Start by mapping DoorDash's cost structure into major buckets: delivery/logistics, payment processing, customer acquisition, and support/refunds. For each, propose data-driven optimizations that leverage experimentation and causal inference to reduce costs while monitoring service quality metrics like delivery time and customer satisfaction.
Pro tip: Quantify the trade-offs: show that you understand cost reductions must be balanced against key metrics like delivery time, order accuracy, and customer retention, and propose A/B tests to measure the impact.
Break down DoorDash's operations into key cost drivers: delivery (Dasher pay, incentives, routing), payment processing fees, customer acquisition (marketing, promotions), and customer support/refunds.
Assess which costs are largest and most amenable to data-driven optimization, considering factors like frequency, variability, and potential for automation.
For each cost component, suggest specific analytics techniques: e.g., reinforcement learning for routing, causal inference for promotion effectiveness, predictive models for support ticket deflection.

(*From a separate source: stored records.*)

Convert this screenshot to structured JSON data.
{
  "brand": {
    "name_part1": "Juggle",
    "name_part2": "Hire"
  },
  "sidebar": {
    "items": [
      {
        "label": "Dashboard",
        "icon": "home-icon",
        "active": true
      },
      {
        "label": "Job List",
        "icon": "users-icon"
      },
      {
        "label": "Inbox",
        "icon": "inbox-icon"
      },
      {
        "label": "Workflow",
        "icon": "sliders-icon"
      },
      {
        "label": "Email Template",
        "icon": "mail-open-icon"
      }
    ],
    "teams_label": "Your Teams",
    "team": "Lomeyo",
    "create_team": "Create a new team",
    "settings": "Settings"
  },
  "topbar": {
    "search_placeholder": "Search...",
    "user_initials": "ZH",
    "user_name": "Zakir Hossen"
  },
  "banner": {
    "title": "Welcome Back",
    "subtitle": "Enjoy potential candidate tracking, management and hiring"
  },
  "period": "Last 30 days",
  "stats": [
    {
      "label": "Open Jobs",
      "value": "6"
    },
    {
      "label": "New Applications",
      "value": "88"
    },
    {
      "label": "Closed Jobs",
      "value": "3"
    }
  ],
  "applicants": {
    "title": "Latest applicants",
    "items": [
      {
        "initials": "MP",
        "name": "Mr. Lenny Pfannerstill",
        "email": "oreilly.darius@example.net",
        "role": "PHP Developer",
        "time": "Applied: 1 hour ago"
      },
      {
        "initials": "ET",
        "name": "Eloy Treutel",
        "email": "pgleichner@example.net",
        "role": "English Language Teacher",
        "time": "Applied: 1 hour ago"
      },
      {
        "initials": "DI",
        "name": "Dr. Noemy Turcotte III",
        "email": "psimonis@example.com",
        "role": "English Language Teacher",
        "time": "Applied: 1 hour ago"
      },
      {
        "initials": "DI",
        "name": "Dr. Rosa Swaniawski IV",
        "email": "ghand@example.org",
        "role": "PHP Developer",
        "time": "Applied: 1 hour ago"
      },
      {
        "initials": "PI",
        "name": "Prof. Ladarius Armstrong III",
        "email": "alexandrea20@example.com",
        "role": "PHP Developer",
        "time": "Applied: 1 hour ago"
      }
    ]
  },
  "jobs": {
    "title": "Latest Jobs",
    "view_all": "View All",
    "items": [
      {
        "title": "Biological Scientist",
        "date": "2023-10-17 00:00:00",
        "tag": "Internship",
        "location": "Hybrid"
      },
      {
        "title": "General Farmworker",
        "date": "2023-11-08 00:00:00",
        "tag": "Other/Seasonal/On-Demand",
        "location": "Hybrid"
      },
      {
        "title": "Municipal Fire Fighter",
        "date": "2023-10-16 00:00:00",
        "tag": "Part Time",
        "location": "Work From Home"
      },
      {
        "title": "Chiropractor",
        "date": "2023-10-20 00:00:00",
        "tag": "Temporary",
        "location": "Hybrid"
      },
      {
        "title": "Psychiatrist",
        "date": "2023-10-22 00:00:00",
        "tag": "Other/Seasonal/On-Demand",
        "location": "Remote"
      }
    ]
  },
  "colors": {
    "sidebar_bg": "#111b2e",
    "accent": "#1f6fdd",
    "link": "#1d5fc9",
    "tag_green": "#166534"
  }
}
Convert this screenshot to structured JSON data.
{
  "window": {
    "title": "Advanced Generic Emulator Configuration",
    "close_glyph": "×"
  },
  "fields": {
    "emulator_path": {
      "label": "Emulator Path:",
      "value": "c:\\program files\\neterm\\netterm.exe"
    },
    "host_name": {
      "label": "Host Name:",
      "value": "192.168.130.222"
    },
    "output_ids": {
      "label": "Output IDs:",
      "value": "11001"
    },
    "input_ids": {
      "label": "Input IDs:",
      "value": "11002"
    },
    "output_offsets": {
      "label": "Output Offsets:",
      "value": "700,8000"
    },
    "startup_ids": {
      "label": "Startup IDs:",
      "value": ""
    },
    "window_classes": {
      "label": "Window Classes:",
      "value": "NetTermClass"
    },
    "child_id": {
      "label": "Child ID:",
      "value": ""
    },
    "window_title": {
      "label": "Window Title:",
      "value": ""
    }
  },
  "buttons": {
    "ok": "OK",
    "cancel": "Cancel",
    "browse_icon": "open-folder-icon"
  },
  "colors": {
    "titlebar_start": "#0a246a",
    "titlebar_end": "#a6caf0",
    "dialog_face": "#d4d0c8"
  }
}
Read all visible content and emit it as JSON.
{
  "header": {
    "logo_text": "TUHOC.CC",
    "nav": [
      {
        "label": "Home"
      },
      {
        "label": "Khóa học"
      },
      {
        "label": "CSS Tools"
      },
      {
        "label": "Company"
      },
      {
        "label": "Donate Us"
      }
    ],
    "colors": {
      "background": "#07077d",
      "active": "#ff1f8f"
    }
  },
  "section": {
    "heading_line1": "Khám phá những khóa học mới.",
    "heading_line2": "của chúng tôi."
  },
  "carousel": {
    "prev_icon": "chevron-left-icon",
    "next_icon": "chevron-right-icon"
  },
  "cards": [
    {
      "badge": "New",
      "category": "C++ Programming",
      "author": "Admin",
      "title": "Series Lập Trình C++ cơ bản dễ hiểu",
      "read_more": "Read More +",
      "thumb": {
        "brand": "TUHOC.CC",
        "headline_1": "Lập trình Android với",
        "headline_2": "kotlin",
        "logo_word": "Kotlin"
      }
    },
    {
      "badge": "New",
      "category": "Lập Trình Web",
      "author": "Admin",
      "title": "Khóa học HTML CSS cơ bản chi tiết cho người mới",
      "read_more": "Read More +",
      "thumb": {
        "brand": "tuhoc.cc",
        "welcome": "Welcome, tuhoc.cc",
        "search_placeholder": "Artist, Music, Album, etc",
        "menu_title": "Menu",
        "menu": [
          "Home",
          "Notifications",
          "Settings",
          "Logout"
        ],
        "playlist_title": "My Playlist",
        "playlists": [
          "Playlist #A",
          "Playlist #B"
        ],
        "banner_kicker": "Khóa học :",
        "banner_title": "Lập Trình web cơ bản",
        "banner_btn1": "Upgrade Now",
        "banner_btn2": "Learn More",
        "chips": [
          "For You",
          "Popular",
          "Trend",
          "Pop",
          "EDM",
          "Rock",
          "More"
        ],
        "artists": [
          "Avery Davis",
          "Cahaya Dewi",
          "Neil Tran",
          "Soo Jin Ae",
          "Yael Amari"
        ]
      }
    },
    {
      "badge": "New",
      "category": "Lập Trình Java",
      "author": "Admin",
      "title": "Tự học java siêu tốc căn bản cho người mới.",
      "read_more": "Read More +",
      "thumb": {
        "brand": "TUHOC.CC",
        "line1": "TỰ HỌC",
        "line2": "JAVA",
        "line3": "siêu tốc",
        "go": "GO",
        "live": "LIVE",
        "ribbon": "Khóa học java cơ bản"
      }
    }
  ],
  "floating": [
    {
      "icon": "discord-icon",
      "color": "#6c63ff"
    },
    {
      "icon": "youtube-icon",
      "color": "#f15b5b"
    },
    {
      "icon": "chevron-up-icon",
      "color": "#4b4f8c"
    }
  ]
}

Specify metrics to monitor (e.g., delivery time, order accuracy, customer satisfaction) and set thresholds to ensure cost reductions don't degrade service.
Outline A/B tests or quasi-experimental designs to validate cost-saving interventions, measure impact on both cost and quality, and scale successful ones.
AI-generated suggestions, not part of the candidate's original notes. May be inaccurate — verify before relying on them.